On Thu, Dec 21, 2023 at 11:30:38AM +0200, Sagi Grimberg wrote:
>
>> NVMe PRPs are a pain and force the expensive virt_boundary checking on
>> block layer, prevent secure passthrough and require scatter/gather I/O
>> to be split into multiple commands which is problematic for the upcoming
>> atomic write support.
>
> But is the threshold still correct? meaning for I/Os small enough the
> device will have lower performance? I'm not advocating that we keep it,
> but we should at least mention the tradeoff in the change log.

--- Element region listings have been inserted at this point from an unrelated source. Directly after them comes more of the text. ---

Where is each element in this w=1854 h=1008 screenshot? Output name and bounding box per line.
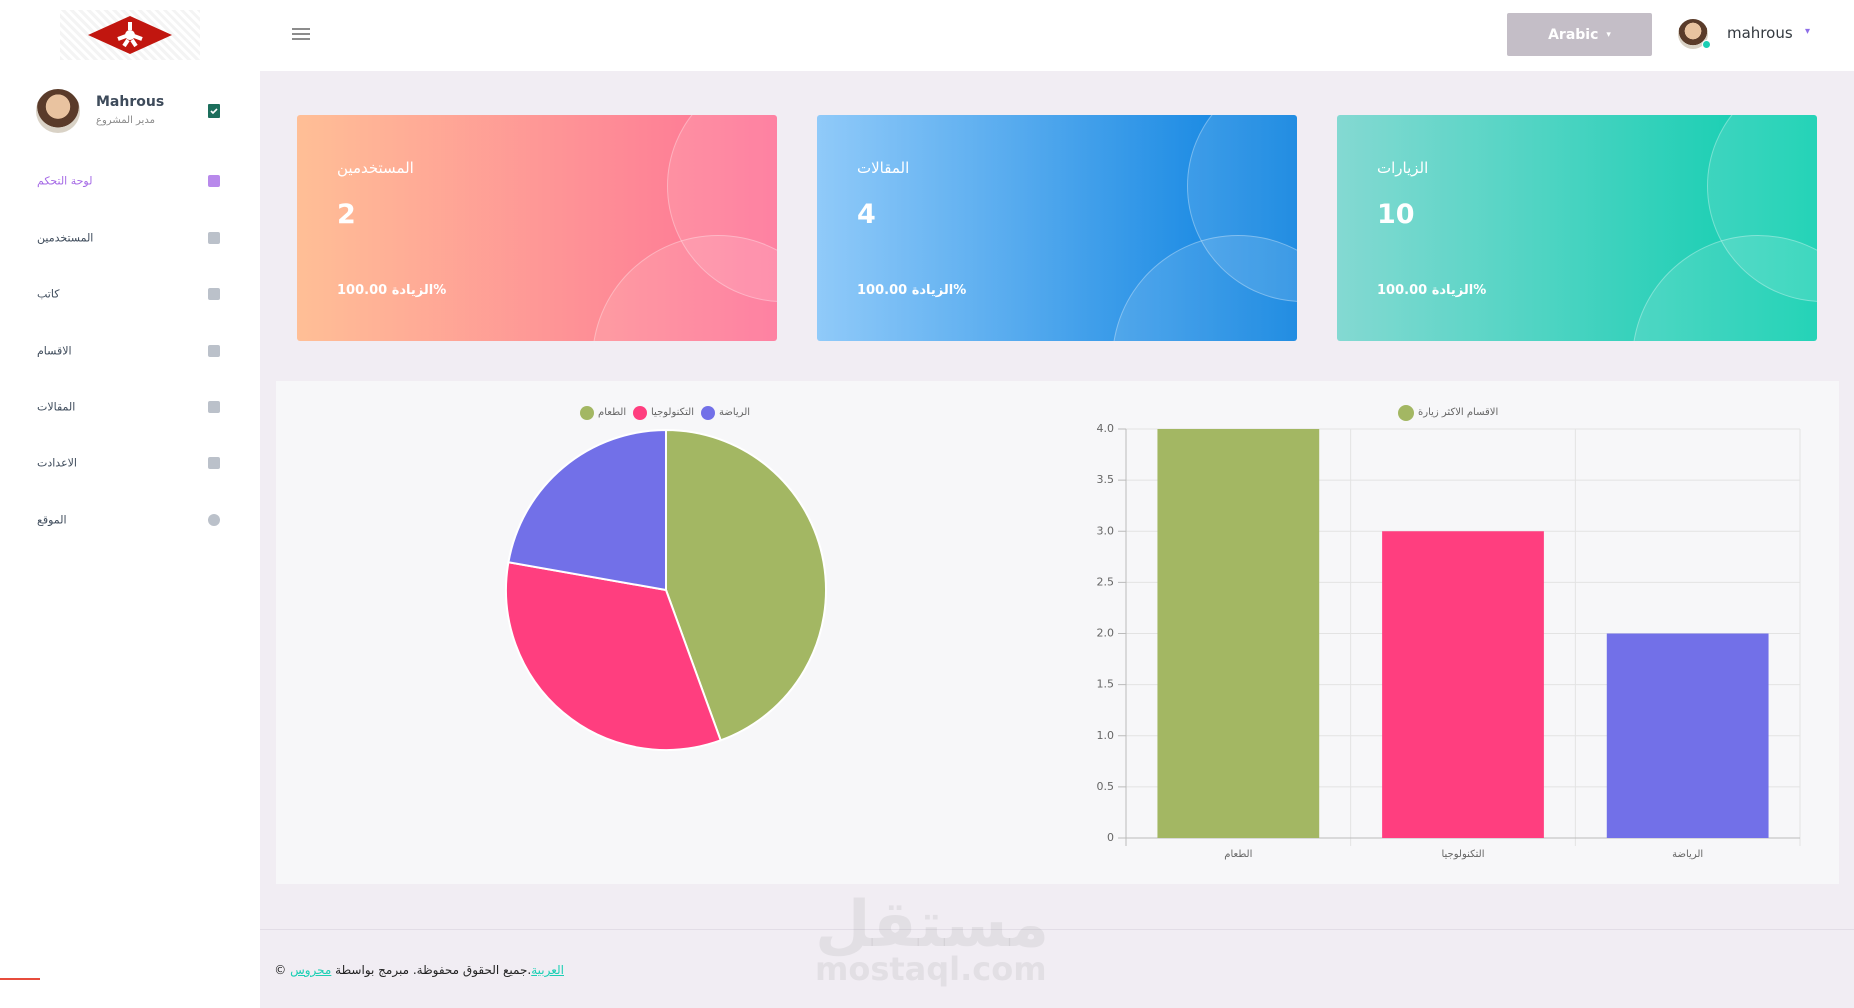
header-username[interactable]: mahrous xyxy=(1727,24,1793,42)
corner-badge xyxy=(0,978,40,1008)
menu-item[interactable]: الاعدادت xyxy=(37,456,77,470)
caret: ▾ xyxy=(1606,29,1611,40)
card-value: 4 xyxy=(857,199,876,230)
user-name: Mahrous xyxy=(96,94,165,110)
menu-item[interactable]: المقالات xyxy=(37,400,76,414)
avatar xyxy=(36,89,80,133)
footer-link[interactable]: العربية xyxy=(531,963,564,977)
verified-icon xyxy=(208,104,220,118)
x-tick-label: الطعام xyxy=(1224,849,1252,860)
x-tick-label: التكنولوجيا xyxy=(1441,849,1484,860)
card-footer: 100.00 الزيادة% xyxy=(857,283,967,298)
footer: العربية.جميع الحقوق محفوظة. مبرمج بواسطة… xyxy=(274,963,564,977)
sidebar: Mahrous مدير المشروع لوحة التحكم المستخدم… xyxy=(0,0,260,1008)
language-label: Arabic xyxy=(1548,26,1599,43)
legend-swatch xyxy=(633,406,647,420)
legend-label: التكنولوجيا xyxy=(651,407,694,418)
pie-slice xyxy=(665,428,827,742)
topbar: Arabic ▾ mahrous ▾ xyxy=(260,0,1854,71)
menu-icon xyxy=(208,457,220,469)
legend-swatch xyxy=(1398,405,1414,421)
stat-card: الزيارات 10 100.00 الزيادة% xyxy=(1337,115,1817,341)
watermark: مستقل xyxy=(815,888,1050,962)
bar xyxy=(1382,531,1544,838)
menu-toggle[interactable] xyxy=(291,27,311,41)
y-tick-label: 1.0 xyxy=(1097,729,1115,742)
menu-item[interactable]: الموقع xyxy=(37,513,67,527)
stat-card: المستخدمين 2 100.00 الزيادة% xyxy=(297,115,777,341)
y-tick-label: 0.5 xyxy=(1097,780,1115,793)
menu-item[interactable]: لوحة التحكم xyxy=(37,174,93,188)
stat-card: المقالات 4 100.00 الزيادة% xyxy=(817,115,1297,341)
menu-item[interactable]: كاتب xyxy=(37,287,60,301)
menu-icon xyxy=(208,175,220,187)
menu-icon xyxy=(208,288,220,300)
menu-icon xyxy=(208,401,220,413)
card-value: 2 xyxy=(337,199,356,230)
language-button[interactable]: Arabic ▾ xyxy=(1507,13,1652,56)
y-tick-label: 3.0 xyxy=(1097,524,1115,537)
card-value: 10 xyxy=(1377,199,1415,230)
menu-item[interactable]: المستخدمين xyxy=(37,231,94,245)
card-title: الزيارات xyxy=(1377,159,1429,177)
copyright: © xyxy=(274,963,287,977)
x-tick-label: الرياضة xyxy=(1672,849,1703,860)
card-title: المقالات xyxy=(857,159,910,177)
y-tick-label: 2.0 xyxy=(1097,627,1115,640)
pie-slice xyxy=(505,561,723,751)
card-footer: 100.00 الزيادة% xyxy=(1377,283,1487,298)
menu-item[interactable]: الاقسام xyxy=(37,344,72,358)
y-tick-label: 3.5 xyxy=(1097,473,1115,486)
card-footer: 100.00 الزيادة% xyxy=(337,283,447,298)
footer-divider xyxy=(260,929,1854,930)
y-tick-label: 0 xyxy=(1107,831,1114,844)
footer-text: .جميع الحقوق محفوظة. مبرمج بواسطة xyxy=(335,963,532,977)
charts-panel: الطعام التكنولوجيا الرياضة 0 0.5 1.0 1.5 2.0 2.5… xyxy=(276,381,1839,884)
legend-swatch xyxy=(580,406,594,420)
menu-icon xyxy=(208,232,220,244)
logo[interactable] xyxy=(60,10,200,60)
bar xyxy=(1157,429,1320,838)
legend-label: الطعام xyxy=(598,407,626,418)
card-title: المستخدمين xyxy=(337,159,414,177)
legend-swatch xyxy=(701,406,715,420)
menu-icon xyxy=(208,345,220,357)
logo-icon xyxy=(88,16,172,54)
y-tick-label: 1.5 xyxy=(1097,678,1115,691)
y-tick-label: 4.0 xyxy=(1097,422,1115,435)
y-tick-label: 2.5 xyxy=(1097,575,1115,588)
footer-link[interactable]: محروس xyxy=(290,963,332,977)
watermark: mostaql.com xyxy=(815,950,1047,988)
legend-label: الرياضة xyxy=(719,407,750,418)
legend-label: الاقسام الاكثر زيارة xyxy=(1418,407,1498,418)
pie-slice xyxy=(507,428,667,592)
bar xyxy=(1606,633,1769,838)
online-dot xyxy=(1702,40,1711,49)
user-role: مدير المشروع xyxy=(96,115,155,126)
menu-icon xyxy=(208,514,220,526)
caret: ▾ xyxy=(1805,26,1811,37)
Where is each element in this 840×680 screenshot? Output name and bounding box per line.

Chaitanya benchmarked it on the first generation of devices that
supported SGLs.  On the only SGL-enabled device I have there is no
performance penality for using SGLs on small transfer, but I'd love
to see numbers from other setups.

>> For nvme-rdma the virt boundary is always required, as RMDA MRs are just
>> as dumb as NVMe PRPs.
>
> That is actually device dependent. The driver can ask for a pool of
> mrs with type IB_MR_TYPE_SG_GAPS if the device supports IBK_SG_GAPS_REG.
>
> See from ib_srp.c:
> --
>        if (device->attrs.kernel_cap_flags & IBK_SG_GAPS_REG)
>                 mr_type = IB_MR_TYPE_SG_GAPS;
>         else
>                 mr_type = IB_MR_TYPE_MEM_REG;
> --

For that we'd need to support IB_MR_TYPE_SG_GAPS gaps first, which can
be done as an incremental improvement.

>>   +	/*
>> +	 * nvme-apple always uses PRPs and thus needs to set a virt boundary.
>> +	 */
>> +	set_bit(NVME_CTRL_VIRT_BOUNDARY_IO, &anv->ctrl.flags);
>> +	set_bit(NVME_CTRL_VIRT_BOUNDARY_ADMIN, &anv->ctrl.flags);
>> +
>
> Why two flags? Why can't the core just always set the blk virt boundary
> on the admin request queue?

It could, and given that the admin queue isn't performance critical it
probably won't hurt in reality.  But why enforce a really weird limit
on the queue if there is no reason for it?  The only transport that
treats the admin queue different is PCIe, and that's just a spec
oddity.